Лилиана открыла рот, но не сказала ничего. Только слегка округлила губы от удивления – Ника рассмеялась. Тихо, глухо. Затем снова поднесла флягу к губам, сделала несколько коротких глотков и подошла ближе.

Наклонилась, коснулась пальцами щеки Лилианы, поправила выбившийся локон, как мать поправляет волосы дочери перед фотографией. И, не меняя выражения лица, наклонилась и легко поцеловала её. Всё так же, как в клубе. Только теперь – чуть глубже. С ноткой металла. С крошечной, почти неощутимой болью – след её клыков аккуратно царапнул нижнюю губу.

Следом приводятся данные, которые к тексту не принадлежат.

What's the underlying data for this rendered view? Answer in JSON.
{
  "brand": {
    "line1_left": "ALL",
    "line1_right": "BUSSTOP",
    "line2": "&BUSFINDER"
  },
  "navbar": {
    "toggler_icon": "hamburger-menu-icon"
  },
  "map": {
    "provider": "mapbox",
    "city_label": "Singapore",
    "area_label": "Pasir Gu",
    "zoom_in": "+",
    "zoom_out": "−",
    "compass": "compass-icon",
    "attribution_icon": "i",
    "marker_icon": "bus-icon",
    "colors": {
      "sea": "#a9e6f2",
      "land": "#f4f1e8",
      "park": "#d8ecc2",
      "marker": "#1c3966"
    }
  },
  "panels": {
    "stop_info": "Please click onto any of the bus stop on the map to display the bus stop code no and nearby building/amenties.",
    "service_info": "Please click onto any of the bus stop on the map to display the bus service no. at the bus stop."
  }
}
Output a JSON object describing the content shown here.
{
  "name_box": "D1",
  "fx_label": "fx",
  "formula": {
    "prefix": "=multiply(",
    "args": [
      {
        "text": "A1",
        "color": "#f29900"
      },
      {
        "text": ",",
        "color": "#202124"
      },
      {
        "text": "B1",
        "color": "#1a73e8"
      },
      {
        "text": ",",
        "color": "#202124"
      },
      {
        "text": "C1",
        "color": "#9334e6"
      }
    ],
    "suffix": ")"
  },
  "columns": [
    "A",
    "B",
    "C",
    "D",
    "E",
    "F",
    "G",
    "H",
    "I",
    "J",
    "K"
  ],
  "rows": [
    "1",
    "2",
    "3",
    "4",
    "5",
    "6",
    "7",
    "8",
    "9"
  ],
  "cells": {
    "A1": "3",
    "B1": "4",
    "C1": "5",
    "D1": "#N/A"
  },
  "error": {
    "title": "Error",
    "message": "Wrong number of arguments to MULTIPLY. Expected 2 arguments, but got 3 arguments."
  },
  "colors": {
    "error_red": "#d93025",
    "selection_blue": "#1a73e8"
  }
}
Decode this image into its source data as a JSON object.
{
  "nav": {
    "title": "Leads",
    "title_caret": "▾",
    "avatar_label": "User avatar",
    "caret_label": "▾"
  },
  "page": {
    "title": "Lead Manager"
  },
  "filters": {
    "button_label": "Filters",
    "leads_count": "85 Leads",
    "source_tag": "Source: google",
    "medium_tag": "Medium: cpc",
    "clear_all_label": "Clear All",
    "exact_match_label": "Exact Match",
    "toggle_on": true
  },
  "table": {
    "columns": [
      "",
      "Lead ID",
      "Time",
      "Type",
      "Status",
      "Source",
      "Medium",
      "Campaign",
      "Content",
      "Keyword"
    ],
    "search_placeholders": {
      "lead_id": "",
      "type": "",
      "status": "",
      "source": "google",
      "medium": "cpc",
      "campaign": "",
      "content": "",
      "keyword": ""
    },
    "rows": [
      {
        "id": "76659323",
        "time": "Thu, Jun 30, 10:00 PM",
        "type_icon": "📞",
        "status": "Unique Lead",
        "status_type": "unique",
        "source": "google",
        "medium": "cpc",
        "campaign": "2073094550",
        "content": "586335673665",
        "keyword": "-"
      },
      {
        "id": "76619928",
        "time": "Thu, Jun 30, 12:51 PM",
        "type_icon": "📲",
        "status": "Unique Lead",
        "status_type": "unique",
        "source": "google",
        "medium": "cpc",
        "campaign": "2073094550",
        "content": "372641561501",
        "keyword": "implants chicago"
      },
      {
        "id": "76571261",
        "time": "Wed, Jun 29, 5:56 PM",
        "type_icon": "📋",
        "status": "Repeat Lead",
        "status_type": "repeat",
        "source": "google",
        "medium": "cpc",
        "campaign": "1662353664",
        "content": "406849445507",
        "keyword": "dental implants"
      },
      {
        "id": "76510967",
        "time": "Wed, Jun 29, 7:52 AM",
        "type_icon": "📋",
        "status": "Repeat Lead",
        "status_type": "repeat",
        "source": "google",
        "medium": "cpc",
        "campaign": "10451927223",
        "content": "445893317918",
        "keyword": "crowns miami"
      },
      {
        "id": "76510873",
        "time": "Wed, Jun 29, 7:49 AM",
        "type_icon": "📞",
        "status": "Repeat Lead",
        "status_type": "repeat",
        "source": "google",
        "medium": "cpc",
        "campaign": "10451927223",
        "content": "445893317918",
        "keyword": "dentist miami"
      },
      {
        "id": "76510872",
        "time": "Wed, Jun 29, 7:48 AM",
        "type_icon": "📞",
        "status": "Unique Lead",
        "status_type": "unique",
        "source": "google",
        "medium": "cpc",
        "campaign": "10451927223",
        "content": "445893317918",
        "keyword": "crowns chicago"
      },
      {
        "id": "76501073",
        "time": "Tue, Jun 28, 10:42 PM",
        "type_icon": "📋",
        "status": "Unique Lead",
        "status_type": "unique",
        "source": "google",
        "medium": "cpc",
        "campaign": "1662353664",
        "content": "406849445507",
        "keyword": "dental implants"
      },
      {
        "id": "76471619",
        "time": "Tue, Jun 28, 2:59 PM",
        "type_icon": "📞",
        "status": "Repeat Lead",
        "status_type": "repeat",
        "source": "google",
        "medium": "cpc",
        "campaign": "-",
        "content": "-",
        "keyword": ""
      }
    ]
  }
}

– У тебя вкусная кровь, – сказала она спокойно. – И, знаешь, отчасти я даже понимаю этого ублюдка. Но мой тебе совет: забудь. Всё, что произошло сегодня. Всё, что он тебе шептал. Все «если бы». Не получится – а я догадываюсь, что не получится, – обратись к Людмиле. Или лучше – к Ане Грин. Последняя надёжнее, но я знаю, первая тебе ближе.

– А он? – Лилиана по-прежнему смотрела на неё, сдержанно, но не отстранённо. Там ещё был вопрос. Последний.

– Он? – Ника фыркнула. – Его уже почти нет. По сути – пустая обёртка. Сейчас приедет кто-то из тех, кто обязан заниматься таким и заберут его. Тебе даже не стоит знать, что с ним будет.

– А?

– Не знаю! – отрезала Ника и резко повернулась к ней, впервые дав понять, что разговор надоел. – И никому не советую знать. Всё. Прощай.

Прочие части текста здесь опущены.